The benefits of SageMaker have to do with all the details of how to stage training tasks and deploy inference tasks across a variety of infrastructure.
SageMaker, introduced in 2017, can automate a lot of the grunt work that goes into setting up and running such tasks.
While SageMaker might seem like something that automates machine learning for people who don't know how to do the basics, Saha told ZDNet that even experienced machine learning scientists find value in speeding up the routine tasks in a program's development.
"What they had to do up till now is spin up a cluster, make sure that the cluster was well utilized, spend a lot of time checking as the model is deployed, am I getting traffic spikes," said Saha, describing the traditional deployment tasks that had to be carried out by a machine learning data scientist.
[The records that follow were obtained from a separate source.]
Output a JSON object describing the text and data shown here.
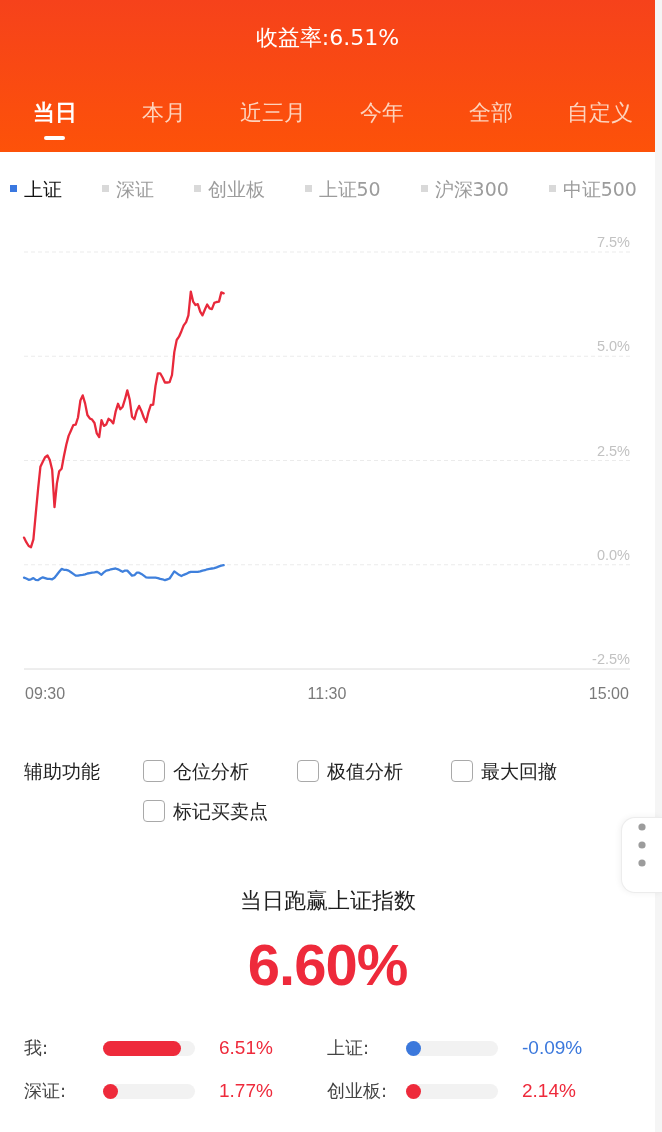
{
  "header": {
    "title": "收益率:6.51%"
  },
  "period_tabs": [
    {
      "label": "当日",
      "selected": true
    },
    {
      "label": "本月",
      "selected": false
    },
    {
      "label": "近三月",
      "selected": false
    },
    {
      "label": "今年",
      "selected": false
    },
    {
      "label": "全部",
      "selected": false
    },
    {
      "label": "自定义",
      "selected": false
    }
  ],
  "index_legend": [
    {
      "label": "上证",
      "selected": true
    },
    {
      "label": "深证",
      "selected": false
    },
    {
      "label": "创业板",
      "selected": false
    },
    {
      "label": "上证50",
      "selected": false
    },
    {
      "label": "沪深300",
      "selected": false
    },
    {
      "label": "中证500",
      "selected": false
    }
  ],
  "chart": {
    "chart_data": {
      "type": "line",
      "grid": true,
      "categories": [
        null,
        null,
        null,
        null,
        null,
        null,
        null,
        null,
        null,
        "09:30",
        null,
        null,
        null,
        null,
        null,
        null,
        null,
        null,
        null,
        null,
        null,
        null,
        null,
        null,
        null,
        null,
        null,
        null,
        null,
        null,
        null,
        null,
        null,
        null,
        null,
        null,
        null,
        null,
        null,
        null,
        null,
        null,
        null,
        null,
        null,
        null,
        null,
        null,
        null,
        null,
        null,
        null,
        null,
        null,
        null,
        null,
        null,
        null,
        null,
        null,
        null,
        null,
        null,
        null,
        null,
        null,
        null,
        null,
        null,
        null,
        null,
        null,
        null,
        null,
        null,
        null,
        null,
        null,
        null,
        null,
        null,
        null,
        null,
        null,
        null,
        null,
        null,
        null,
        null,
        null,
        null,
        null,
        null,
        null,
        null,
        null,
        null,
        null,
        null,
        null,
        null,
        null,
        null,
        null,
        null,
        null,
        null,
        null,
        null,
        null,
        null,
        null,
        null,
        null,
        null,
        null,
        null,
        null,
        null,
        null,
        null,
        null,
        null,
        null,
        null,
        null,
        null,
        null,
        null,
        "11:30",
        null,
        null,
        null,
        null,
        null,
        null,
        null,
        null,
        null,
        null,
        null,
        null,
        null,
        null,
        null,
        null,
        null,
        null,
        null,
        null,
        null,
        null,
        null,
        null,
        null,
        null,
        null,
        null,
        null,
        null,
        null,
        null,
        null,
        null,
        null,
        null,
        null,
        null,
        null,
        null,
        null,
        null,
        null,
        null,
        null,
        null,
        null,
        null,
        null,
        null,
        null,
        null,
        null,
        null,
        null,
        null,
        null,
        null,
        null,
        null,
        null,
        null,
        null,
        null,
        null,
        null,
        null,
        null,
        null,
        null,
        null,
        null,
        null,
        null,
        null,
        null,
        null,
        null,
        null,
        null,
        null,
        null,
        null,
        null,
        null,
        null,
        null,
        null,
        null,
        null,
        null,
        null,
        null,
        null,
        null,
        null,
        null,
        null,
        null,
        null,
        null,
        null,
        null,
        null,
        null,
        null,
        null,
        null,
        null,
        null,
        null,
        null,
        null,
        null,
        null,
        null,
        null,
        null,
        null,
        "15:00",
        null,
        null,
        null,
        null,
        null,
        null,
        null,
        null,
        null
      ],
      "series": [
        {
          "color": "#e8293b",
          "values": [
            0.65,
            0.54,
            0.45,
            0.42,
            0.61,
            1.21,
            1.82,
            2.35,
            2.47,
            2.58,
            2.62,
            2.51,
            2.27,
            1.38,
            1.95,
            2.24,
            2.3,
            2.6,
            2.88,
            3.09,
            3.22,
            3.35,
            3.36,
            3.53,
            3.94,
            4.06,
            3.87,
            3.59,
            3.51,
            3.48,
            3.4,
            3.15,
            3.06,
            3.47,
            3.33,
            3.36,
            3.5,
            3.46,
            3.39,
            3.67,
            3.86,
            3.73,
            3.79,
            3.97,
            4.18,
            3.96,
            3.55,
            3.49,
            3.69,
            3.81,
            3.69,
            3.53,
            3.42,
            3.66,
            3.83,
            3.84,
            4.29,
            4.59,
            4.59,
            4.49,
            4.37,
            4.37,
            4.38,
            4.55,
            5.1,
            5.39,
            5.47,
            5.6,
            5.74,
            5.82,
            5.98,
            6.55,
            6.31,
            6.23,
            6.25,
            6.07,
            5.98,
            6.12,
            6.24,
            6.15,
            6.13,
            6.28,
            6.3,
            6.31,
            6.53,
            6.51,
            null,
            null,
            null,
            null,
            null,
            null,
            null,
            null,
            null,
            null,
            null,
            null,
            null,
            null,
            null,
            null,
            null,
            null,
            null,
            null,
            null,
            null,
            null,
            null,
            null,
            null,
            null,
            null,
            null,
            null,
            null,
            null,
            null,
            null,
            null,
            null,
            null,
            null,
            null,
            null,
            null,
            null,
            null,
            null,
            null,
            null,
            null,
            null,
            null,
            null,
            null,
            null,
            null,
            null,
            null,
            null,
            null,
            null,
            null,
            null,
            null,
            null,
            null,
            null,
            null,
            null,
            null,
            null,
            null,
            null,
            null,
            null,
            null,
            null,
            null,
            null,
            null,
            null,
            null,
            null,
            null,
            null,
            null,
            null,
            null,
            null,
            null,
            null,
            null,
            null,
            null,
            null,
            null,
            null,
            null,
            null,
            null,
            null,
            null,
            null,
            null,
            null,
            null,
            null,
            null,
            null,
            null,
            null,
            null,
            null,
            null,
            null,
            null,
            null,
            null,
            null,
            null,
            null,
            null,
            null,
            null,
            null,
            null,
            null,
            null,
            null,
            null,
            null,
            null,
            null,
            null,
            null,
            null,
            null,
            null,
            null,
            null,
            null,
            null,
            null,
            null,
            null,
            null,
            null,
            null,
            null,
            null,
            null,
            null,
            null,
            null,
            null,
            null,
            null,
            null,
            null,
            null,
            null,
            null,
            null,
            null,
            null,
            null,
            null,
            null,
            null,
            null,
            null,
            null,
            null,
            null,
            null,
            null
          ]
        },
        {
          "color": "#3f80dc",
          "values": [
            -0.31,
            -0.33,
            -0.36,
            -0.35,
            -0.32,
            -0.36,
            -0.37,
            -0.33,
            -0.3,
            -0.32,
            -0.34,
            -0.34,
            -0.35,
            -0.31,
            -0.24,
            -0.17,
            -0.1,
            -0.12,
            -0.12,
            -0.14,
            -0.18,
            -0.22,
            -0.26,
            -0.26,
            -0.25,
            -0.24,
            -0.23,
            -0.21,
            -0.2,
            -0.19,
            -0.18,
            -0.17,
            -0.2,
            -0.24,
            -0.18,
            -0.14,
            -0.13,
            -0.11,
            -0.1,
            -0.09,
            -0.11,
            -0.14,
            -0.17,
            -0.14,
            -0.14,
            -0.2,
            -0.26,
            -0.25,
            -0.19,
            -0.19,
            -0.22,
            -0.26,
            -0.3,
            -0.31,
            -0.31,
            -0.31,
            -0.31,
            -0.32,
            -0.34,
            -0.35,
            -0.37,
            -0.35,
            -0.33,
            -0.24,
            -0.16,
            -0.2,
            -0.24,
            -0.27,
            -0.24,
            -0.22,
            -0.19,
            -0.17,
            -0.17,
            -0.17,
            -0.17,
            -0.16,
            -0.14,
            -0.13,
            -0.11,
            -0.1,
            -0.09,
            -0.08,
            -0.06,
            -0.04,
            -0.02,
            -0.01,
            null,
            null,
            null,
            null,
            null,
            null,
            null,
            null,
            null,
            null,
            null,
            null,
            null,
            null,
            null,
            null,
            null,
            null,
            null,
            null,
            null,
            null,
            null,
            null,
            null,
            null,
            null,
            null,
            null,
            null,
            null,
            null,
            null,
            null,
            null,
            null,
            null,
            null,
            null,
            null,
            null,
            null,
            null,
            null,
            null,
            null,
            null,
            null,
            null,
            null,
            null,
            null,
            null,
            null,
            null,
            null,
            null,
            null,
            null,
            null,
            null,
            null,
            null,
            null,
            null,
            null,
            null,
            null,
            null,
            null,
            null,
            null,
            null,
            null,
            null,
            null,
            null,
            null,
            null,
            null,
            null,
            null,
            null,
            null,
            null,
            null,
            null,
            null,
            null,
            null,
            null,
            null,
            null,
            null,
            null,
            null,
            null,
            null,
            null,
            null,
            null,
            null,
            null,
            null,
            null,
            null,
            null,
            null,
            null,
            null,
            null,
            null,
            null,
            null,
            null,
            null,
            null,
            null,
            null,
            null,
            null,
            null,
            null,
            null,
            null,
            null,
            null,
            null,
            null,
            null,
            null,
            null,
            null,
            null,
            null,
            null,
            null,
            null,
            null,
            null,
            null,
            null,
            null,
            null,
            null,
            null,
            null,
            null,
            null,
            null,
            null,
            null,
            null,
            null,
            null,
            null,
            null,
            null,
            null,
            null,
            null,
            null,
            null,
            null,
            null,
            null,
            null,
            null,
            null,
            null,
            null,
            null,
            null
          ]
        }
      ],
      "ylim": [
        -2.5,
        7.5
      ],
      "yticks": [
        {
          "value": 7.5,
          "label": "7.5%"
        },
        {
          "value": 5,
          "label": "5.0%"
        },
        {
          "value": 2.5,
          "label": "2.5%"
        },
        {
          "value": 0,
          "label": "0.0%"
        },
        {
          "value": -2.5,
          "label": "-2.5%"
        }
      ]
    }
  },
  "assist": {
    "label": "辅助功能",
    "options": [
      {
        "label": "仓位分析",
        "checked": false
      },
      {
        "label": "极值分析",
        "checked": false
      },
      {
        "label": "最大回撤",
        "checked": false
      },
      {
        "label": "标记买卖点",
        "checked": false
      }
    ]
  },
  "summary": {
    "title": "当日跑赢上证指数",
    "value": "6.60%"
  },
  "comparisons": [
    {
      "label": "我:",
      "level": 0.85,
      "value": "6.51%",
      "color": "#ee2a3b"
    },
    {
      "label": "上证:",
      "level": 0.15,
      "value": "-0.09%",
      "color": "#3b78dc"
    },
    {
      "label": "深证:",
      "level": 0.15,
      "value": "1.77%",
      "color": "#ee2a3b"
    },
    {
      "label": "创业板:",
      "level": 0.16,
      "value": "2.14%",
      "color": "#ee2a3b"
    }
  ]
}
That workflow extends from initially gathering the data to labeling the data (in the case of labeled training), refine the model architecture, and then deploying trained models for inference usage and monitoring and maintaining those inference models as long as they are running live.
"You don't have to do any of that now," said Saha. "SageMaker gives you training that is server-less, in the sense that your billing starts when your model starts training, and stops when your model stops training."
Also: Amazon AWS unveils RedShift ML to 'bring machine learning to more builders'
Added Saha, "In addition, it works with spot instances in a very transparent way; you don't have to say, Hey, have my spot instances been pre-empted, is my job getting killed, SageMaker takes care of all of that." Such effective staging of jobs can reduce costs by ninety percent, Saha contends.
Saha said that customers such as Lyft and Intuit, despite having machine learning capabilities of their own, are more and more taking up the software to streamline their production systems.
"We have some of the most sophisticated customers working on SageMaker," said Saha.
"Look at Lyft, they are standardizing their training on SageMaker, their training times have come down from several days to a few hours," said Saha. "MobileEye is using SageMaker training," he said, referring to the autonomous vehicle chip unit within Intel. "Intuit has been able to reduce their training time from six months to a few days." Other customers include the NFL, JP Morgan Chase, Georgia Pacific, Saha noted.
Amazon itself has moved its AI work internally to SageMaker, he said. "Amazon dot com has invested in machine learning for more than twenty years, and they are moving on to SageMaker, and we have very sophisticated machine learning going on at Amazon dot com." As one example, Amazon's Alexa voice-activated appliance uses SageMaker Neo, an optimization tool that compiles trained models into a binary program with settings that will make the model run most efficiently when being used for inference tasks.
There are numerous other parts of SageMaker, such as pre-built containers with select machine learning algorithms; a "Feature Store" where one can pick out attributes to use in training; and what's known as the Data Wrangler to create original model features from training data.
AWS has been steadily adding to the tool set.
During his AWS re:Invent keynote two weeks ago, Amazon's vice president of machine learning, Swami Sivasubramanian, announced that SageMaker can now automatically break up the parts of a large neural net and distribute those parts across multiple computers. This form of parallel computing, known as model parallelism, is usually something that takes substantial effort.
Amazon was able to reduce neural network training time by forty percent, said Sivasubramanian, for very large deep learning networks, such as "T5," a version of Google's Transformer natural language processing.